Mesajı Okuyun
Old 08-10-2013, 08:37   #1
Av.Rıdvan Ergün

 
Varsayılan İhtiyati Tedbir Yerine İhtiyati Hacizde Teminat Sorunu

Bilindiği üzere 6100 sayılı HMK 389. madde hükmünde Mevcut durumda meydana gelebilecek bir değişme nedeniyle hakkın elde edilmesinin önemli ölçüde zorlaşacağından ya da tamamen imkânsız hâle geleceğinden veya gecikme sebebiyle bir sakıncanın yahut ciddi bir zararın doğacağından endişe edilmesi hâllerinde, uyuşmazlık konusu hakkında ihtiyati tedbir kararı verilebilir, hükmünü getirdi.
Dolayısıyla özellikle tazminat davalarında verilecek hükmün icrasının imkansızlaşmaması bakımından davalının malvarlığı üzerine ihtiyati tedbir konulması mümkün görülmüyor. Yargıtay uygulamalarında da buna işaret edilerek, ihtiyati tedbir kararı reddedilse de, ihtiyati haciz talebinin kabulü gerekeceğine hükmediliyor.
Ben de bu doğrultuda tazminat davalarımı açarken ihtiyati haciz talepli olarak açıyorum ve davalının adına kayıtlı gayrimenkul, vasıta vs üzerine kayden ihtiyati haciz talep ediyorum. Mahkemeler de bu talebi kabul ediyorlar.
Ancak ilk kez bir mahkeme kayden ihtiyati haciz koymak için % 15 teminat yatırılmasına hükmetti.
Mahkeme İİK 259. maddesinde "İhtiyatî haciz istiyen alacaklı ...Hukuk Usulü Muhakemeleri Kanununun 96 ncı maddesinde yazılı teminatı vermeğe mecburdur.hükmüne dayanıyor.

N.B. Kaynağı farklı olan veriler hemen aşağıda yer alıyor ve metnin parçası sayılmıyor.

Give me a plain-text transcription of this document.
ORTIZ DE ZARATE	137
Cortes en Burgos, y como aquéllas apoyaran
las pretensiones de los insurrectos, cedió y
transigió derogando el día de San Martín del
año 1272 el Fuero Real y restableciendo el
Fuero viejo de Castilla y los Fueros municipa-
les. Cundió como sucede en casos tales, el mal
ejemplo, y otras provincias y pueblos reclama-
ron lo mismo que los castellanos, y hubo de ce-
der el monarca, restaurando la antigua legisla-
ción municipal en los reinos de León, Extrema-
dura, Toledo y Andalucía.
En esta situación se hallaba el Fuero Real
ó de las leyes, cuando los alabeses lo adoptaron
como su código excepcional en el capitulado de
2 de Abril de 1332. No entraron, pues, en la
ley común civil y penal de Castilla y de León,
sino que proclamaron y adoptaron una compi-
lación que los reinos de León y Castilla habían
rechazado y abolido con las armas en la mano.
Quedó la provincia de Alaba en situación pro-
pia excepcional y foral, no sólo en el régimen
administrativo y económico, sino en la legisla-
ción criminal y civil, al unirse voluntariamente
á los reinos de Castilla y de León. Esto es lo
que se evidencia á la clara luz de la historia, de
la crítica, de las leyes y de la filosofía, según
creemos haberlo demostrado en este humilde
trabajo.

Oysa HMK 392. maddesinde "İhtiyati tedbir talep eden, haksız çıktığı takdirde karşı tarafın ve üçüncü kişilerin bu yüzden uğrayacakları muhtemel zararlara karşılık teminat göstermek zorundadır. Talep, resmî belgeye, başkaca kesin bir delile dayanıyor yahut durum ve koşullar gerektiriyorsa, mahkeme gerekçesini açıkça belirtmek şartıyla teminat alınmamasına da karar verebilir.hükmü var. Bizim dava açılışında talep ettiğimiz kaydi ihtiyati haczin tedbir türü bir talep olduğu ve HMK 392 kıyasen uygulanarak teminat alınmaması gerektiğini düşünüyorum.

Bu konuda bir tecrübesi olan, elinde emsal karar bulunan meslektaşlarımızın paylaşmasını rica ediyorum.
Teşekkür ederim.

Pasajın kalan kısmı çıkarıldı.